Need answers to weird wi-fi problems

Discussion in 'Hardware' started by boweasel, Aug 12, 2013.

  1. boweasel

    boweasel Private E-2

    For several years my friend has been wirelessly using an old XP SP3 laptop at her place of work. She recently brought it home and told me it won't connect to her home network.

    I took an old XP SP3 laptop of mine over to her house. She connects using a combination modem/router she got from her ISP. The network name and password are on the bottom of the device, and my old XP connected immediately, while hers would only give her limited connectivity. A repair of her wireless gave me a certificate error, so I removed the check mark from 1EEE 802.1 authentication and figured it was gonna be good.

    Wrong.... In the properties for her network it lists the data encryption as WEP and there's a check mark in the box that says the key is provided for me automatically. When I remove the check mark and entered the key I got the network password needs to be 40bits or 104 bits depending on your network configuration.

    Then it gets weird...

    I took both of the laptops home with me. Both of them connect wirelessly to my network. I also have a combo modem and router from the same ISP as my friend, although mine is a newer model. When I go into wireless network connections on her laptop (at my house) and look at my network properties, it also says my data encryption is WEP, although there is no check mark in the key is provided for me automatically box, and I can see the black dots in my network key box. When I click on her network's properties, remove the check and manually enter her key I still get the same '40 bits or 104 bits error' that I did at her house.

    So that's it. My laptop (and others at her house) connects to her network.
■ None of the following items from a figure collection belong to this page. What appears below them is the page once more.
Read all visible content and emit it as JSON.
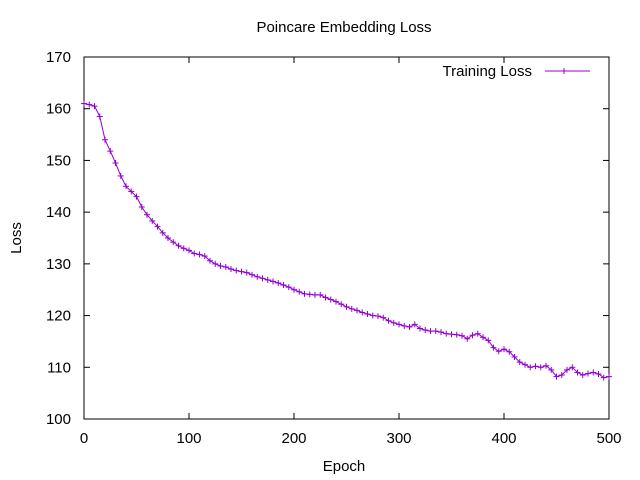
{
  "chart_data": {
    "type": "line",
    "title": "Poincare Embedding Loss",
    "xlabel": "Epoch",
    "ylabel": "Loss",
    "xlim": [
      0,
      500
    ],
    "ylim": [
      100,
      170
    ],
    "xticks": [
      0,
      100,
      200,
      300,
      400,
      500
    ],
    "yticks": [
      100,
      110,
      120,
      130,
      140,
      150,
      160,
      170
    ],
    "grid": false,
    "legend_position": "top-right",
    "series": [
      {
        "name": "Training Loss",
        "color": "#9400d3",
        "marker": "plus",
        "points": [
          [
            0,
            161.0
          ],
          [
            5,
            160.8
          ],
          [
            10,
            160.5
          ],
          [
            15,
            158.5
          ],
          [
            20,
            154.0
          ],
          [
            25,
            151.8
          ],
          [
            30,
            149.5
          ],
          [
            35,
            147.0
          ],
          [
            40,
            145.0
          ],
          [
            45,
            144.0
          ],
          [
            50,
            143.0
          ],
          [
            55,
            141.0
          ],
          [
            60,
            139.5
          ],
          [
            65,
            138.3
          ],
          [
            70,
            137.2
          ],
          [
            75,
            136.0
          ],
          [
            80,
            135.0
          ],
          [
            85,
            134.2
          ],
          [
            90,
            133.5
          ],
          [
            95,
            133.0
          ],
          [
            100,
            132.6
          ],
          [
            105,
            132.0
          ],
          [
            110,
            131.8
          ],
          [
            115,
            131.5
          ],
          [
            120,
            130.6
          ],
          [
            125,
            130.0
          ],
          [
            130,
            129.6
          ],
          [
            135,
            129.4
          ],
          [
            140,
            129.0
          ],
          [
            145,
            128.7
          ],
          [
            150,
            128.5
          ],
          [
            155,
            128.3
          ],
          [
            160,
            127.9
          ],
          [
            165,
            127.5
          ],
          [
            170,
            127.2
          ],
          [
            175,
            126.9
          ],
          [
            180,
            126.6
          ],
          [
            185,
            126.3
          ],
          [
            190,
            125.9
          ],
          [
            195,
            125.5
          ],
          [
            200,
            125.0
          ],
          [
            205,
            124.6
          ],
          [
            210,
            124.2
          ],
          [
            215,
            124.1
          ],
          [
            220,
            124.0
          ],
          [
            225,
            124.0
          ],
          [
            230,
            123.5
          ],
          [
            235,
            123.1
          ],
          [
            240,
            122.7
          ],
          [
            245,
            122.2
          ],
          [
            250,
            121.7
          ],
          [
            255,
            121.3
          ],
          [
            260,
            121.0
          ],
          [
            265,
            120.6
          ],
          [
            270,
            120.3
          ],
          [
            275,
            120.0
          ],
          [
            280,
            119.9
          ],
          [
            285,
            119.6
          ],
          [
            290,
            119.0
          ],
          [
            295,
            118.6
          ],
          [
            300,
            118.3
          ],
          [
            305,
            118.0
          ],
          [
            310,
            117.8
          ],
          [
            315,
            118.3
          ],
          [
            320,
            117.5
          ],
          [
            325,
            117.2
          ],
          [
            330,
            117.0
          ],
          [
            335,
            117.0
          ],
          [
            340,
            116.8
          ],
          [
            345,
            116.5
          ],
          [
            350,
            116.4
          ],
          [
            355,
            116.3
          ],
          [
            360,
            116.1
          ],
          [
            365,
            115.5
          ],
          [
            370,
            116.2
          ],
          [
            375,
            116.5
          ],
          [
            380,
            115.8
          ],
          [
            385,
            115.2
          ],
          [
            390,
            113.8
          ],
          [
            395,
            113.1
          ],
          [
            400,
            113.5
          ],
          [
            405,
            113.0
          ],
          [
            410,
            112.0
          ],
          [
            415,
            111.0
          ],
          [
            420,
            110.5
          ],
          [
            425,
            110.0
          ],
          [
            430,
            110.2
          ],
          [
            435,
            110.0
          ],
          [
            440,
            110.3
          ],
          [
            445,
            109.5
          ],
          [
            450,
            108.2
          ],
          [
            455,
            108.5
          ],
          [
            460,
            109.5
          ],
          [
            465,
            110.0
          ],
          [
            470,
            109.0
          ],
          [
            475,
            108.5
          ],
          [
            480,
            108.8
          ],
          [
            485,
            109.0
          ],
          [
            490,
            108.7
          ],
          [
            495,
            108.0
          ],
          [
            500,
            108.2
          ]
        ]
      }
    ]
  }
}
Hers does not. Both connect perfectly to my network. Both houses use modem/routers from the same provider. Both have WEP encryption. Both laptops run XP SP3. I'm missing something.
     
  2. brownizs

    brownizs MajorGeek

    If it is not connecting at her place, reset the router, and make sure that you set a good key and redo the admin password to the router, so no one can get into the administrator pages, or change settings.

    There is a lot of good info at http://www.ezlan.net
     
  3. boweasel

    boweasel Private E-2

    While I was, uh... waiting for an answer here,.. I discovered something...

    Both laptops are still my house, where they both connect. On her laptop, when I look at the properties of the preferred networks, both her network and mine have a Network Authentication of Open and a Data Encryption of WEP.

    On my laptop, when I look at the properties of the preferred networks, only my network has a Network Authentication of Open and a Data Encryption of WEP, while her network has a Network Authentication of WPA-PSK and a Data Encryption of TKIP.

    On her laptop, the pulldown on her network properties only lets me choose between Open or Sharing for Network Authentication and WEP or Disabled for Data Encryption.

    Apparently the router she was using at her work supported WEP encryption, as does my combination router/modem. Her router/modem, supplied by her ISP apparently does not. I'm not sure, at this point, if her ISP can change the settings of their product.

    Her laptop, an IBM ThinkPad, does not use an internal wireless adapter. Instead it has this gigantic Netopia 802.11b card that slides into a deep slot on the side. It looks like something out of the 1990's and I don't think it's updatable to use WPA authentication. To make matters worse the ThinkPad possesses only a single USB port which is being used for a mouse.
     
  4. brownizs

    brownizs MajorGeek

    Is the Thinkpad using XP's Wireless Zero config, or IBM's wifi config? If it is using the IBM wireless config, disable that and use the XP Service instead.

    As for the Netopia, yep that can be half the problem. If it was issued by her company, they should be updating the machines with USB Wireless-G/N dongles, and get away from Wireless-B. I know that it is great for long distances, but if you get on networks that have 25meg or higher, you create a choke point with that adapter.